The castle was built by Archbishop Juan Arias around 1240 and has since served as an archbishop's and cabildo's residence, witnessing much of the medieval history of Santiago. In the year 1255 appears the first documentary mention of the fortress in relation to the capitular constitutions of Juan Arias.

It also preserves the written testimony of the reconstruction carried out by Berenguel de Landoria after the ravages caused by the citizens of Compostela in 1320, in which it was the first documented confrontation of the many that took place between the town of Compostela and The Bishopric in those times.
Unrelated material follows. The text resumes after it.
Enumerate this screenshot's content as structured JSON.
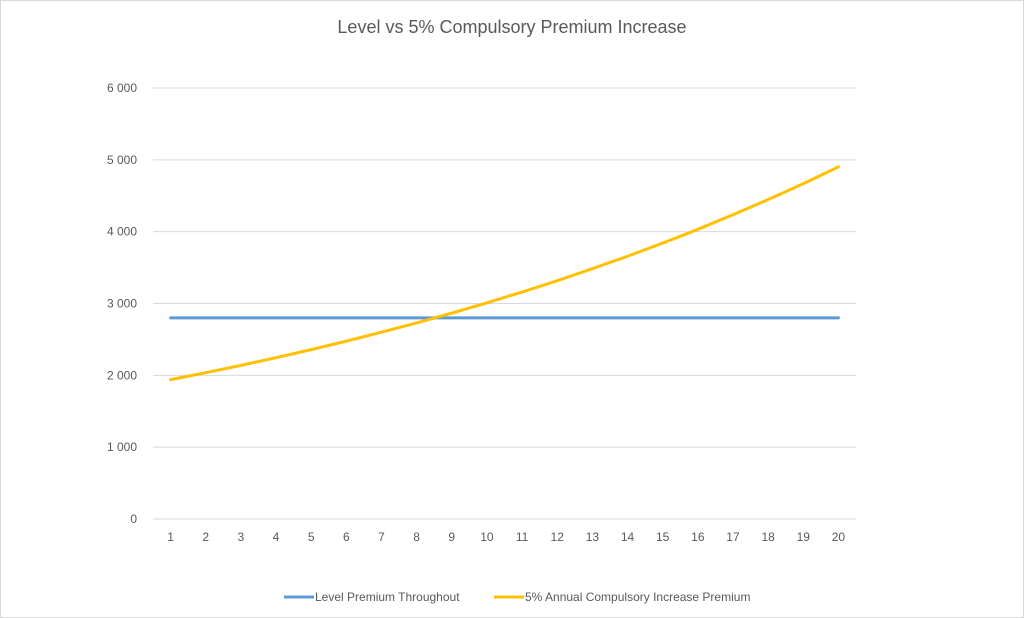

He was in charge of the uprising Alfonso Suárez de Deza, a personage of the Deza-Churruchaos family and butler of the son of Sancho IV de León and Castile, the infant Felipe. These clashes were collected in the document "Acts of Don Berenguel de Landoria" in which it is narrated how on the day of the purification the citizens of Compostela attacked and burned the castle, having to be raised again by the archbishop.

It also underwent substantive modifications mandated by the southern archbishop Lope de Mendoza.

== Current status ==

Since 2001, a series of archaeological excavations have been carried out, thanks to an agreement between the City Council of Santiago and the University of Santiago de Compostela, in order to recover the deposit and consolidate it by means of the creation of an Archaeological Park.